The international oil companies regularly publish their projections of how global energy demand will evolve over the next thirty years. Their brightly coloured charts all show pretty much the same picture as do those of public bodies such as the International Energy Agency.

Global primary energy demand is projected to reach about 17 billion tonnes of oil equivalent (btoe) by 2035. Of this, about 13 btoe will come in roughly equal proportions from coal, oil and gas. Renewables and hydro will provide about 1.5 btoe each and nuclear 1.0 btoe. This data is the foundation of the fossil industries’ argument that it is unrealistic to imagine that renewables can be scaled up fast enough to decarbonise the economy. Their contribution would need to increase 800% in thirty years. Impossible.

Expressing energy demand data as btoe handily allows you to compare each of the different energy sources on the same basis. Using a common metric means you can quickly judge the relative importance of each of the energy sources. This lets you to get a realistic view of the scale of the decarbonisation challenge.

Except that it doesn’t. It actually conceals more than it reveals. These charts are responsible for serious misjudgments by policy makers and investors. They greatly overstate the difficulty of keeping the climate safe while maintaining energy security. Different energy sources deliver energy services to consumers in very different ways and with very different efficiency.

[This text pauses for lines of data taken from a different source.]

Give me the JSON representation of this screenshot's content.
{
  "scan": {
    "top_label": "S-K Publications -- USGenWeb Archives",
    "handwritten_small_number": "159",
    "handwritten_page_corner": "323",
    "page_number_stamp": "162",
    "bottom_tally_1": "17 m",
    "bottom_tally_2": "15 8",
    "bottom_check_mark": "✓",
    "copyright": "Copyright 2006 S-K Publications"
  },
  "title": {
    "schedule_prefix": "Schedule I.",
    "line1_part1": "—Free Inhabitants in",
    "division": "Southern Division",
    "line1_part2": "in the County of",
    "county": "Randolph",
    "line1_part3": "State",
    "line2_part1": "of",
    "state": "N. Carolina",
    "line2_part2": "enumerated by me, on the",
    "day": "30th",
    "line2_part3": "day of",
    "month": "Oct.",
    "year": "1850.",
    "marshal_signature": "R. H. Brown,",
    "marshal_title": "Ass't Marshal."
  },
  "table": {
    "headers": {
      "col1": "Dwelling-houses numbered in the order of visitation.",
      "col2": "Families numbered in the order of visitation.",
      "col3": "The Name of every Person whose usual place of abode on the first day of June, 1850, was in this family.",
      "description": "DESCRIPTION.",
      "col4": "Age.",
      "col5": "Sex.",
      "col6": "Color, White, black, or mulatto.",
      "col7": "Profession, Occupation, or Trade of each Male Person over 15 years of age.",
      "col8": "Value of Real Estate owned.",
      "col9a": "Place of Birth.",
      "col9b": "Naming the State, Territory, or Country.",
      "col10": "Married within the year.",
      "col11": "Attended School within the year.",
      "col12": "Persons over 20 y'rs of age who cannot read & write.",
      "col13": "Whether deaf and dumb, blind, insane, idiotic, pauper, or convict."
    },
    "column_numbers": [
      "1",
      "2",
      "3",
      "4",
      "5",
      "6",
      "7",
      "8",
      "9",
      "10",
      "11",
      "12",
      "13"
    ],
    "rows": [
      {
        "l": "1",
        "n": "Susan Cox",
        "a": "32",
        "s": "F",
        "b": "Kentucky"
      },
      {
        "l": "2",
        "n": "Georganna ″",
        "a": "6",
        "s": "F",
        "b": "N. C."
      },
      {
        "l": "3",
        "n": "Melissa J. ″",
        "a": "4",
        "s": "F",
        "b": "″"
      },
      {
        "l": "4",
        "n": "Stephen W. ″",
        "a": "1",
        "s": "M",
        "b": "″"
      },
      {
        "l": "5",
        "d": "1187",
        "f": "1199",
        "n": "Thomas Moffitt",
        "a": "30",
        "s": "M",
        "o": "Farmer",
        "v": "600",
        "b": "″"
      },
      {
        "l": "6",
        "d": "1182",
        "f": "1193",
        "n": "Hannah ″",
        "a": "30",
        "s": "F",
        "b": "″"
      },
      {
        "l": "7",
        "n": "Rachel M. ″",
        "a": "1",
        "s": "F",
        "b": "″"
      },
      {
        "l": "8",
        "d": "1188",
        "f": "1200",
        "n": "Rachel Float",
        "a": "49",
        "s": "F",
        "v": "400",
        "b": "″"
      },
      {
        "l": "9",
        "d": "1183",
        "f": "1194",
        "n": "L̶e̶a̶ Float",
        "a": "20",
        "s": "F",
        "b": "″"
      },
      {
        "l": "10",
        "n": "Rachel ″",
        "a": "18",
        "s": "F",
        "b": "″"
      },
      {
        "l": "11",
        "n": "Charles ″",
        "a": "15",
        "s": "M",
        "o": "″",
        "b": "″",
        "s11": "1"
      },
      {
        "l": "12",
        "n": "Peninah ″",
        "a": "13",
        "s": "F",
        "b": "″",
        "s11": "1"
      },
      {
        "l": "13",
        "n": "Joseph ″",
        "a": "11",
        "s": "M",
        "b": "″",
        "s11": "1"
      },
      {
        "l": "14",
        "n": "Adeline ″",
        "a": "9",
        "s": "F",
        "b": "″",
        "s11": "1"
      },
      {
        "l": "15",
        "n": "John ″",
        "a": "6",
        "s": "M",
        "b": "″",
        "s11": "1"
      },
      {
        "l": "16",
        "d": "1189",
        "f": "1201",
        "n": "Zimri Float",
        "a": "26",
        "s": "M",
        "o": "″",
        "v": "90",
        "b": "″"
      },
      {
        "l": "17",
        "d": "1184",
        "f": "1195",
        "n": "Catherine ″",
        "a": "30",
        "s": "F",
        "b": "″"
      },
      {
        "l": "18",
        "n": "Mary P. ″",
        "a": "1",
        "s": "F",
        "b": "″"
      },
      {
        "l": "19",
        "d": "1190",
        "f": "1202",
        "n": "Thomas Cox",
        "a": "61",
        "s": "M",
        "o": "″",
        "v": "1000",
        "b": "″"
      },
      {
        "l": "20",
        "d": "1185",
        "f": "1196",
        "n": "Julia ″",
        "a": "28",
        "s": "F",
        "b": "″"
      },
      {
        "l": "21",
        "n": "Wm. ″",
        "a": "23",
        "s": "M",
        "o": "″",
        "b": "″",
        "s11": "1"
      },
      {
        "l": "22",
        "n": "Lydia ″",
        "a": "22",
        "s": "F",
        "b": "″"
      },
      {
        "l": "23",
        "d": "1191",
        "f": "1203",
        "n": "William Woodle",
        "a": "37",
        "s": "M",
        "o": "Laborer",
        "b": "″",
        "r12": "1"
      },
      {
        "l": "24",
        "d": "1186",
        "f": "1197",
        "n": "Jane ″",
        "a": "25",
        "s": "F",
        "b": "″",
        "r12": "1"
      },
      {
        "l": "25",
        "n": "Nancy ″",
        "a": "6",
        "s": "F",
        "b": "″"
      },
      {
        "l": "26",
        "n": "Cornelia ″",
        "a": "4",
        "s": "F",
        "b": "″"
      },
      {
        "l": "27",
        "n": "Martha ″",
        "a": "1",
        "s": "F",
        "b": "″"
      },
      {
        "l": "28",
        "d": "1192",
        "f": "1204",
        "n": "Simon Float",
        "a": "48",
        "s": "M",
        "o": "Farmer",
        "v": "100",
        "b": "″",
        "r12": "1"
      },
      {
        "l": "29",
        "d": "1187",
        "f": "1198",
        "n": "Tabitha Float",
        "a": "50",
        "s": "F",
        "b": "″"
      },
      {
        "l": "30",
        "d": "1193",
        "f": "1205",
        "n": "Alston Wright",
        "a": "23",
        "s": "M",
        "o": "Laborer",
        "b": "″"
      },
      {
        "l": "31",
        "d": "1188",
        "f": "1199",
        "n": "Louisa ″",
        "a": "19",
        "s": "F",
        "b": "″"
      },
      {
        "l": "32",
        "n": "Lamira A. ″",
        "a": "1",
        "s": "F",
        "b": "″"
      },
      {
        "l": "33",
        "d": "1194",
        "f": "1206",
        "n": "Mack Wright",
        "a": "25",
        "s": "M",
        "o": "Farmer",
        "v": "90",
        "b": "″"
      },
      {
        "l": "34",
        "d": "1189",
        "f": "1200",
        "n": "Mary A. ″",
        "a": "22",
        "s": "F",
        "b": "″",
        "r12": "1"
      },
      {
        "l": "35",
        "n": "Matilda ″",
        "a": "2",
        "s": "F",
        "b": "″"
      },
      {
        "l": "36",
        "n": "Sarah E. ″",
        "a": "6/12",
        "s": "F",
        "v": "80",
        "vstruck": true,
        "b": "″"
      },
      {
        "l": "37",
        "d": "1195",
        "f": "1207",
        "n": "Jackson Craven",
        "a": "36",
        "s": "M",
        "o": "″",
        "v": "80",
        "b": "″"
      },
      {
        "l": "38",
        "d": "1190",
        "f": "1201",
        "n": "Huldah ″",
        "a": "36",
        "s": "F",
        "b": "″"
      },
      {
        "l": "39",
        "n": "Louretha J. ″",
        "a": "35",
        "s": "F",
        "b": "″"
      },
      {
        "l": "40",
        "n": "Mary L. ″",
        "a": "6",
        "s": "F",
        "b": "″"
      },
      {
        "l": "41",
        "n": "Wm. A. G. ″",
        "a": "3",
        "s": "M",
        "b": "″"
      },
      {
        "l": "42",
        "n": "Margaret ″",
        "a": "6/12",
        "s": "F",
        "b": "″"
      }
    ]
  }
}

Almost all of the renewable primary energy ends up providing consumers with useful energy services. This is not true for fossil fuels. Much of their primary energy ends up as waste heat. The amount varies depending on whether it is coal, oil or gas. Oil, for example, is primarily used for transport, about 80% of its energy content ends up as waste heat. Overall, only about 40% of the primary energy from fossil fuels ends up delivering useful energy services to consumers.

This makes the scale of the decarbonisation challenge look rather different. The actual amount of energy services that renewables need to deliver to eliminate fossil fuels is the equivalent of some 5.2 btoe. That is an increase of only 350% … less than half of what the fossil industry would have you believe. Much more achievable.

In the real energy world you cannot convert barrels of oil, tonnes of coal or cubic feet of gas into anything other than useful energy services and waste heat. Manipulating numbers is not the same as manipulating real commodities. As Bertrand Russell pointed out, logical operations that are valid at one level of reality may not be valid at another. You learn as a child that you cannot add apples and oranges even though you can add the pence that you pay for them.

I do not know the reason why the fossil fuel industries choose to present their data in this form. I do know that it is giving them a false sense of security about their future. To a growing range of businesses in this digital age the waste heat looks like a massive opportunity. As the leaders of the fossil industries, and their shareholders, think about the outcome of COP21 they may not be looking in the right direction to see the coming disruption.